THR: Where was "I Served the King of England" shot? As a historical film did it involved any special challenges? Did this influence choice of cast?
Menzel: The film was shot in locations in the Czech republic, including Prague's city hall, in front of the Le Palais hotel and Prague's Reporyje district. We also shot in provincial town Liberec -- at the local railway station -- at Mlada Boleslav's prison and on various Czech mountains. We were welcomed wherever we went. As a historical film, when writing the script and shooting the film, I was aware of the need to translate Hrabal's idea in a way that would be understandable and comprehensible to all viewers. One of our main challenges was to find houses and properties that had the correct early 1960s look -- ravaged by war and neglect 15 years after the war. As far as cast is concerned, I had an absolutely free hand. I knew the main character (Jan Dite played by Ivan Barnev) from Sofia, Bulgaria, from my work in the theater there. Julia Jentsch (Liza), recommended by the producer Rudolf Biermann, was an excellent choice.

THR: You have a long and notable filmmaking career. How did you start out and what difference to your life and career did "Closely Watched Trains" make?
Menzel: Prizes from the festivals and, principally, the Oscar from the American Film Academy brought me prestige and the attention of producers. But very soon after that (in August 1968) Soviet tanks entered Czechoslovakia and all my glory was gone. I was the first Czech filmmaker prevented from working and was only able to return to filmmaking in 1974. It was only after some years and several more films that I felt I had returned to a position of prestige.

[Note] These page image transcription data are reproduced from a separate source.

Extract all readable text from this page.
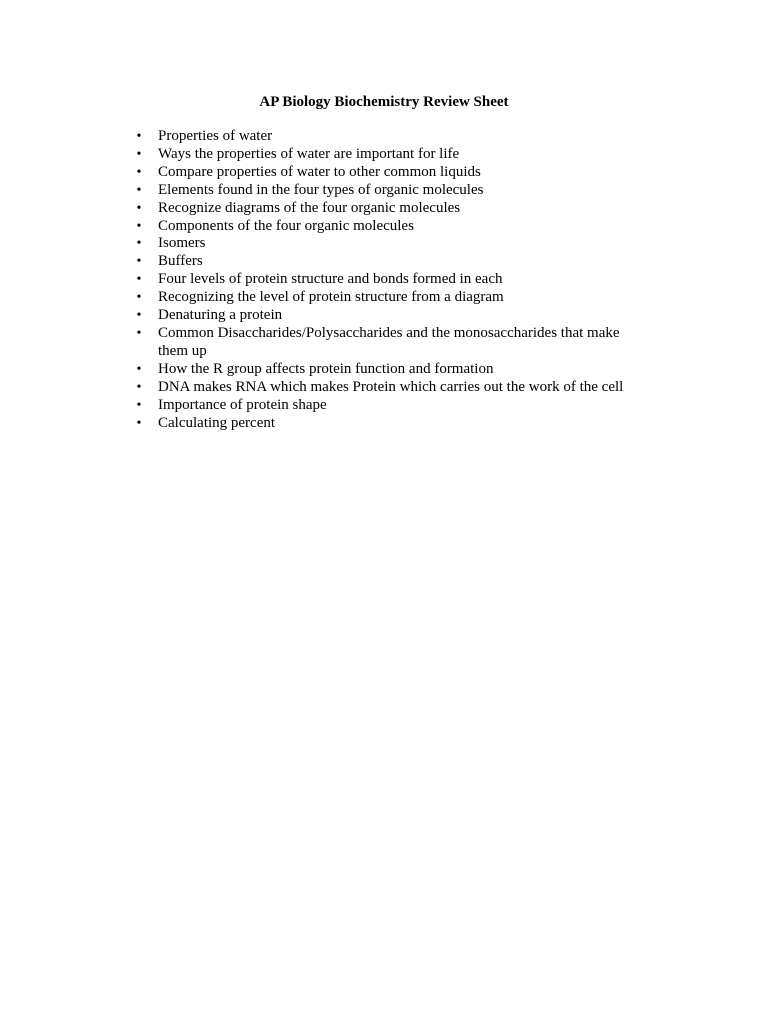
AP Biology Biochemistry Review Sheet
• Properties of water
• Ways the properties of water are important for life
• Compare properties of water to other common liquids
• Elements found in the four types of organic molecules
• Recognize diagrams of the four organic molecules
• Components of the four organic molecules
• Isomers
• Buffers
• Four levels of protein structure and bonds formed in each
• Recognizing the level of protein structure from a diagram
• Denaturing a protein
• Common Disaccharides/Polysaccharides and the monosaccharides that make them up
• How the R group affects protein function and formation
• DNA makes RNA which makes Protein which carries out the work of the cell
• Importance of protein shape
• Calculating percent
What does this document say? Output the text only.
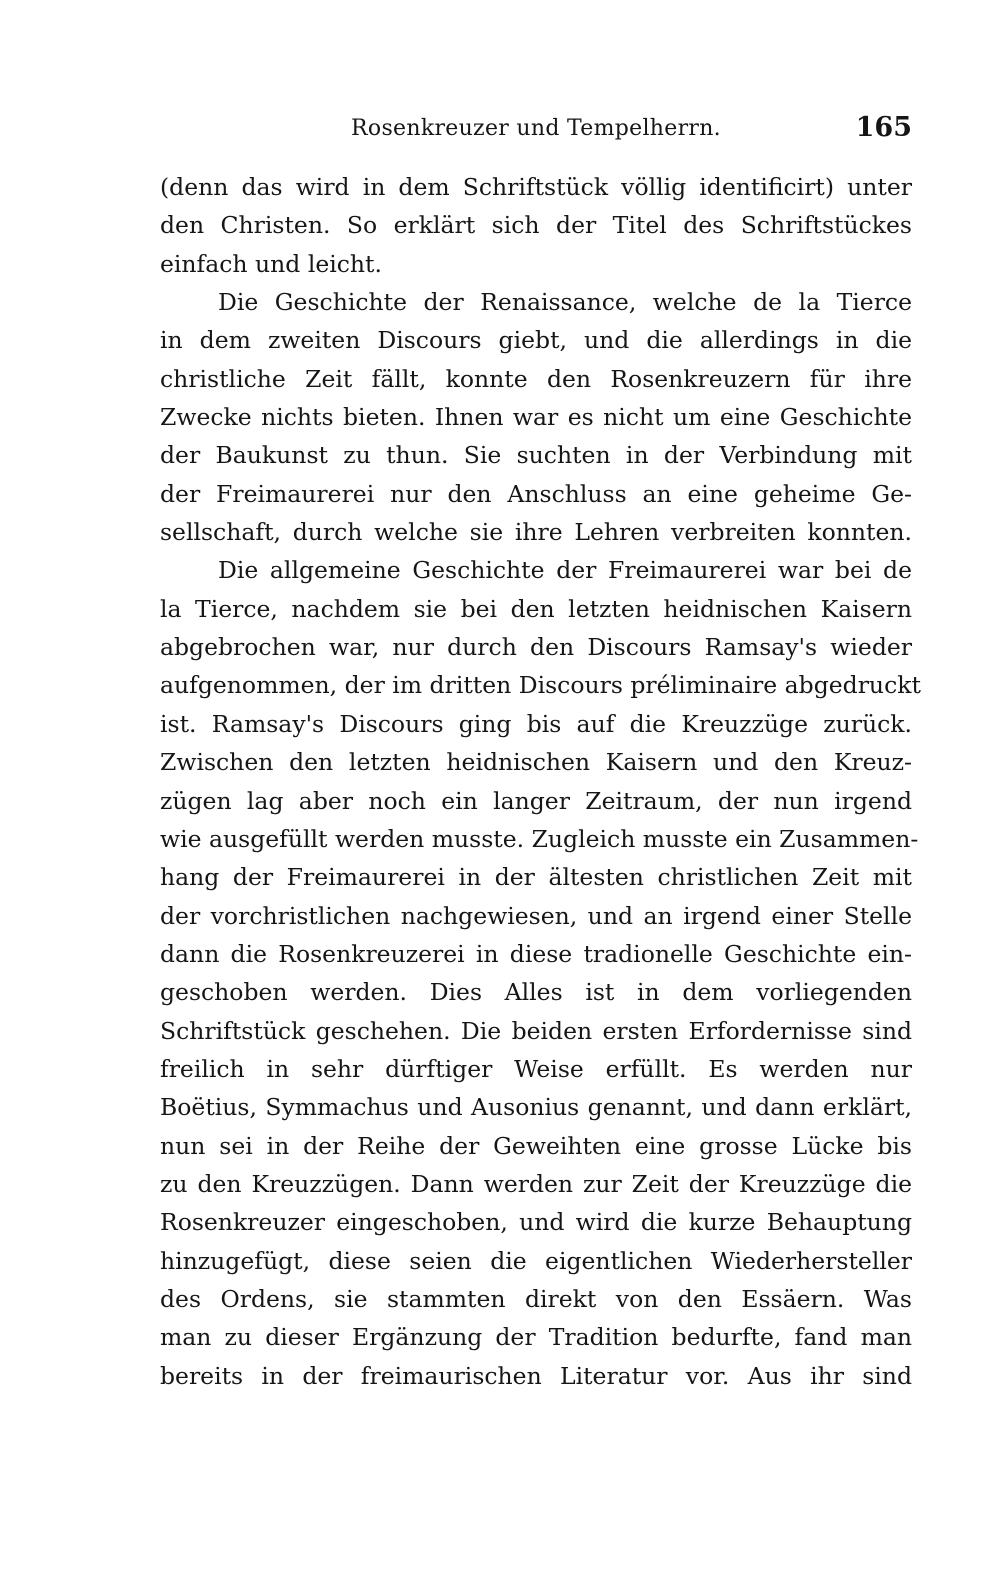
Rosenkreuzer und Tempelherrn.	165
(denn das wird in dem Schriftstück völlig identificirt) unter
den Christen. So erklärt sich der Titel des Schriftstückes
einfach und leicht.
Die Geschichte der Renaissance, welche de la Tierce
in dem zweiten Discours giebt, und die allerdings in die
christliche Zeit fällt, konnte den Rosenkreuzern für ihre
Zwecke nichts bieten. Ihnen war es nicht um eine Geschichte
der Baukunst zu thun. Sie suchten in der Verbindung mit
der Freimaurerei nur den Anschluss an eine geheime Ge-
sellschaft, durch welche sie ihre Lehren verbreiten konnten.
Die allgemeine Geschichte der Freimaurerei war bei de
la Tierce, nachdem sie bei den letzten heidnischen Kaisern
abgebrochen war, nur durch den Discours Ramsay's wieder
aufgenommen, der im dritten Discours préliminaire abgedruckt
ist. Ramsay's Discours ging bis auf die Kreuzzüge zurück.
Zwischen den letzten heidnischen Kaisern und den Kreuz-
zügen lag aber noch ein langer Zeitraum, der nun irgend
wie ausgefüllt werden musste. Zugleich musste ein Zusammen-
hang der Freimaurerei in der ältesten christlichen Zeit mit
der vorchristlichen nachgewiesen, und an irgend einer Stelle
dann die Rosenkreuzerei in diese tradionelle Geschichte ein-
geschoben werden. Dies Alles ist in dem vorliegenden
Schriftstück geschehen. Die beiden ersten Erfordernisse sind
freilich in sehr dürftiger Weise erfüllt. Es werden nur
Boëtius, Symmachus und Ausonius genannt, und dann erklärt,
nun sei in der Reihe der Geweihten eine grosse Lücke bis
zu den Kreuzzügen. Dann werden zur Zeit der Kreuzzüge die
Rosenkreuzer eingeschoben, und wird die kurze Behauptung
hinzugefügt, diese seien die eigentlichen Wiederhersteller
des Ordens, sie stammten direkt von den Essäern. Was
man zu dieser Ergänzung der Tradition bedurfte, fand man
bereits in der freimaurischen Literatur vor. Aus ihr sind
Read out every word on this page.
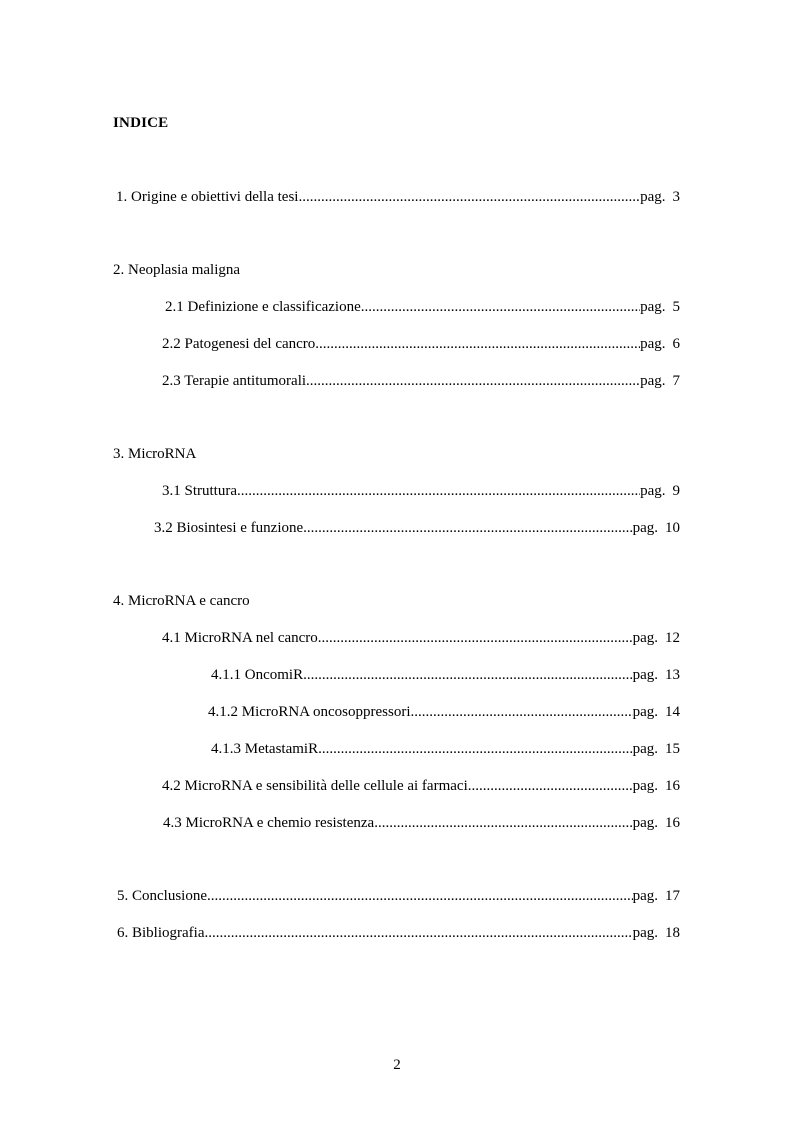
INDICE
1. Origine e obiettivi della tesi .....	pag. 3
2. Neoplasia maligna
2.1 Definizione e classificazione .....	pag. 5
2.2 Patogenesi del cancro .....	pag. 6
2.3 Terapie antitumorali .....	pag. 7
3. MicroRNA
3.1 Struttura .....	pag. 9
3.2 Biosintesi e funzione .....	pag. 10
4. MicroRNA e cancro
4.1 MicroRNA nel cancro .....	pag. 12
4.1.1 OncomiR .....	pag. 13
4.1.2 MicroRNA oncosoppressori .....	pag. 14
4.1.3 MetastamiR .....	pag. 15
4.2 MicroRNA e sensibilità delle cellule ai farmaci .....	pag. 16
4.3 MicroRNA e chemio resistenza .....	pag. 16
5. Conclusione .....	pag. 17
6. Bibliografia .....	pag. 18
2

THR: Does "I Served the King of England" represent any kind of trend in your work? Is it related in any way to other films you have made about this period in Czech history?
Menzel: When I am shooting films, I try to do them as best I can. And I do not care about trends.

THR: What is your next project? Do you have any plans to shoot in English?
Menzel: I do not have a plan. I do not intend to waste my time and energy on advancing my intentions and seeking finance. I am only a filmmaker. I am waiting for another reasonable offer.

THR: What single measure -- or group of measures -- would most help Czech filmmakers today? Last year, President Klaus vetoed a long-awaited film funding law. There are now moves to create a new one. What do you think about the situation?
Menzel: We have been waiting for the film funding law for a long time. The problem is that those responsible -- lawmakers -- are so busy with their inter-party disputes that they do not have time to work on laws, even those that are more important then the film funding one.